Frecuencia de limpieza y hábitos que reducen el gasto
En una vivienda con uso diario durante el verano, revisaría los filtros cada dos semanas y los lavaría cada 2-4 semanas. En una casa poco utilizada puede bastar con hacerlo una vez al mes, mientras que los hogares con mascotas, obras cercanas, humo o mucho polvo necesitan controles más frecuentes.
La unidad interior merece una limpieza general al inicio de la temporada y otra al terminarla. Si el equipo funciona muchas horas, hay personas alérgicas en casa o aparece olor con frecuencia, conviene programar una revisión profesional anual.
Un filtro obstruido obliga al ventilador y al sistema de refrigeración a trabajar en peores condiciones. La limpieza no convierte un aparato antiguo en uno nuevo, pero sí ayuda a conservar el caudal de aire y el rendimiento. Para ahorrar más, mantengo la temperatura de refrigeración alrededor de 26 °C, cierro persianas en las horas de sol y evito abrir ventanas mientras el equipo está funcionando.

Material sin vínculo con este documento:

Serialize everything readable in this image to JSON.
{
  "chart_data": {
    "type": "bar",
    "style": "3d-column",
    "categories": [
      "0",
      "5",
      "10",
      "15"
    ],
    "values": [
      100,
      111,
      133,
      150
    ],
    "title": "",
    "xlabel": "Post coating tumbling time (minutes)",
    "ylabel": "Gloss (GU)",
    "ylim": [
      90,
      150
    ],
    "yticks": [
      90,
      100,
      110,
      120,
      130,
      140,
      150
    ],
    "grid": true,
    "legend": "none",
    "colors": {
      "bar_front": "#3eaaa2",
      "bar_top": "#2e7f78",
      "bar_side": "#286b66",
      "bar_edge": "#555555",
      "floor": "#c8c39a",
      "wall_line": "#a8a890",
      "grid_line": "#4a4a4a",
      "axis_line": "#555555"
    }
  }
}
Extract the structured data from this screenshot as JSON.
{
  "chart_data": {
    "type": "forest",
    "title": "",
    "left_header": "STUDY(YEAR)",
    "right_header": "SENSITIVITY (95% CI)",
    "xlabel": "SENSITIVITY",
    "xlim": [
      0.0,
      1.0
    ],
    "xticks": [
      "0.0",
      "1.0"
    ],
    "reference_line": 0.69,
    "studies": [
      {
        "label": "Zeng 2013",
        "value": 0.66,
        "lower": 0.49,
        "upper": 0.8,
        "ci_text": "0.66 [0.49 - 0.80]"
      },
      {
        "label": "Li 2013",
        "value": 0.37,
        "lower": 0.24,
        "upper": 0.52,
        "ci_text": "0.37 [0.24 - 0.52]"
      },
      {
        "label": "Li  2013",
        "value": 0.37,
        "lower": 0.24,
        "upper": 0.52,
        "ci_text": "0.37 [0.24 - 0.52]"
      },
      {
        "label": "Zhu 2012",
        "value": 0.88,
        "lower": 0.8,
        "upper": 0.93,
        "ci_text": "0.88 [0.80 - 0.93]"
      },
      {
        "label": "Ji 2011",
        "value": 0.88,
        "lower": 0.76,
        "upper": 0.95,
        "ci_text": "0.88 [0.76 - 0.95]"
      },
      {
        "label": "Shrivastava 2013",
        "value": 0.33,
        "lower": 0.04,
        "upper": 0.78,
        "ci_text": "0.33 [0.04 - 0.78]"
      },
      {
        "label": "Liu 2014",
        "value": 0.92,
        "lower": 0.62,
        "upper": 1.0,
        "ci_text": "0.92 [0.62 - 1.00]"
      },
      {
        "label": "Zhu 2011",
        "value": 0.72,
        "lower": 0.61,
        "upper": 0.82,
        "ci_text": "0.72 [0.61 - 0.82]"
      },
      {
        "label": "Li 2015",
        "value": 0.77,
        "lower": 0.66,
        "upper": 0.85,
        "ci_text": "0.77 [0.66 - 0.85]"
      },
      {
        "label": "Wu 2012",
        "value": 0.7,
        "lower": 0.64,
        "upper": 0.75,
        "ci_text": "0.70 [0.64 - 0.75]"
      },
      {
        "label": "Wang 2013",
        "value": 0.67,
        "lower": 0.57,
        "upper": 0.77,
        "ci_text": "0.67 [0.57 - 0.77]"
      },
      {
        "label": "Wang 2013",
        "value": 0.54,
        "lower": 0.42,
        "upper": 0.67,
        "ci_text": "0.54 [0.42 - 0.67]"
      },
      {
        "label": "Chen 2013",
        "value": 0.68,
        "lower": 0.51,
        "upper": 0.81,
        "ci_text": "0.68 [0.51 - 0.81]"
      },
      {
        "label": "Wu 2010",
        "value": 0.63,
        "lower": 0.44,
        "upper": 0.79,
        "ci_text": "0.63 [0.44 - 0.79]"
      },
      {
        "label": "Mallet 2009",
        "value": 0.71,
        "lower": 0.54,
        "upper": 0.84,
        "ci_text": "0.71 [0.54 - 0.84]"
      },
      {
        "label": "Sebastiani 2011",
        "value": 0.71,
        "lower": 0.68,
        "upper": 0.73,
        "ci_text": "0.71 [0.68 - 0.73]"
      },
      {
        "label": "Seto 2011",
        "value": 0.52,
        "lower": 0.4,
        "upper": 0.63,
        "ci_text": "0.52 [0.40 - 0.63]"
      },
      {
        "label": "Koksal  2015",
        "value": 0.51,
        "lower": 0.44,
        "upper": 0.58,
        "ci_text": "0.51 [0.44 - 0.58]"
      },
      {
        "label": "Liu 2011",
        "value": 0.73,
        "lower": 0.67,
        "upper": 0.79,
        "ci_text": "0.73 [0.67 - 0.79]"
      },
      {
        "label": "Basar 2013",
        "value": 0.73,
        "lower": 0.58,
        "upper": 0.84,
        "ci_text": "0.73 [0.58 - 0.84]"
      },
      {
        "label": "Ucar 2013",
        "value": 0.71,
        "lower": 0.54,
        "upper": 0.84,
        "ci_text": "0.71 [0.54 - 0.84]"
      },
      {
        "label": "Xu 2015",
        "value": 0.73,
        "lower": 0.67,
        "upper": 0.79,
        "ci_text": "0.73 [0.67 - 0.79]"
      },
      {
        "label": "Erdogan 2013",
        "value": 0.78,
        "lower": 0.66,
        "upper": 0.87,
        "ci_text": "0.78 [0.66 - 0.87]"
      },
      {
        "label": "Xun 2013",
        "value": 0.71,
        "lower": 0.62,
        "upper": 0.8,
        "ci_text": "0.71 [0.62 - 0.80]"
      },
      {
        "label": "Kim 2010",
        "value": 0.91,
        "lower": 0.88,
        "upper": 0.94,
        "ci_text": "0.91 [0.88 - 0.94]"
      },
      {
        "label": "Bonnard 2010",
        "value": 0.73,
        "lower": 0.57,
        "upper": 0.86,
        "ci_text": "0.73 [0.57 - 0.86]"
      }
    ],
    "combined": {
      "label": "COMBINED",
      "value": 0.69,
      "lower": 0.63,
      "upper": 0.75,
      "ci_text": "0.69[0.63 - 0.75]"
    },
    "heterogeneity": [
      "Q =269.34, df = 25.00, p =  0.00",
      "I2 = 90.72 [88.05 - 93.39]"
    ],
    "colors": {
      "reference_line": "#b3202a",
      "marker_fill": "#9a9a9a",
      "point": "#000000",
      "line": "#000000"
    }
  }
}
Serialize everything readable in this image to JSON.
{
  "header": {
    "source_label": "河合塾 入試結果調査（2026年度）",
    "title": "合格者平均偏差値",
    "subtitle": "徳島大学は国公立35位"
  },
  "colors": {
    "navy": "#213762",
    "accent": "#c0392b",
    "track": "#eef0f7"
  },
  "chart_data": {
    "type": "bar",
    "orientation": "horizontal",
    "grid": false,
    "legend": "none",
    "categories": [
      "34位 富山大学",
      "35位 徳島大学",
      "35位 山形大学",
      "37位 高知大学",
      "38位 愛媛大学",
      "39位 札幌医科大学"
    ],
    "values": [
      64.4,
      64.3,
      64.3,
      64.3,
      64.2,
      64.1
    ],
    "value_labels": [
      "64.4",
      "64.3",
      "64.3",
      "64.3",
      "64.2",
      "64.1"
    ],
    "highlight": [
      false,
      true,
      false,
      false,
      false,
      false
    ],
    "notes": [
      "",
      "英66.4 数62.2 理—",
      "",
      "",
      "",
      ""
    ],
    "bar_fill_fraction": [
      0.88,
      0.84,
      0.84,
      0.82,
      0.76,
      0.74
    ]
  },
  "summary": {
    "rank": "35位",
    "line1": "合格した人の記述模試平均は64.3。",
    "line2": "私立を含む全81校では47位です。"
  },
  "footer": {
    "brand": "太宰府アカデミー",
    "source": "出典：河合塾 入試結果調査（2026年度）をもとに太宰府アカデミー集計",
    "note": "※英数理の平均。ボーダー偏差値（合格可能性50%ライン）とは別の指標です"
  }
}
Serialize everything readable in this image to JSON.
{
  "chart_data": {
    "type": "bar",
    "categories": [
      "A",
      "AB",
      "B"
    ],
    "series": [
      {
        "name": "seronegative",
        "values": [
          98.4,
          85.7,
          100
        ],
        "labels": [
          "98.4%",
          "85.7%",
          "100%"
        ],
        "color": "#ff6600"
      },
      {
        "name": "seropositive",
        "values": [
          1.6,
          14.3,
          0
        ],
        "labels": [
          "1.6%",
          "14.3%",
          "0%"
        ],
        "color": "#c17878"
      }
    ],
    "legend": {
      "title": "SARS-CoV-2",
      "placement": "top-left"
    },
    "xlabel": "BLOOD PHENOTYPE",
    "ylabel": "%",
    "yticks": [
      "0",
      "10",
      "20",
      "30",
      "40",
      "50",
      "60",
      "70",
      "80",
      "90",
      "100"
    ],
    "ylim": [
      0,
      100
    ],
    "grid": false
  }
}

También ayuda activar el modo ventilador unos minutos antes de apagar el aparato, si el modelo dispone de esa función. Así se seca parte de la humedad interna y se reduce la posibilidad de que aparezcan olores, aunque no sustituye la limpieza de la bandeja ni del ventilador.
El detalle que evita muchas averías después de limpiar
Después de montar los filtros, no cierres el mantenimiento sin observar el primer ciclo de funcionamiento. Durante los siguientes 10-15 minutos, comprueba que el aire sale de forma uniforme, que la unidad no vibra y que el agua de condensación se evacua por el tubo previsto.
Si el aparato sigue oliendo, gotea o enfría claramente menos, no insistas con más producto. La limpieza doméstica sirve para el polvo superficial y los filtros; cuando el problema está dentro del circuito de drenaje, en la turbina o en el refrigerante, la decisión más segura y económica es detener el equipo y pedir un diagnóstico profesional.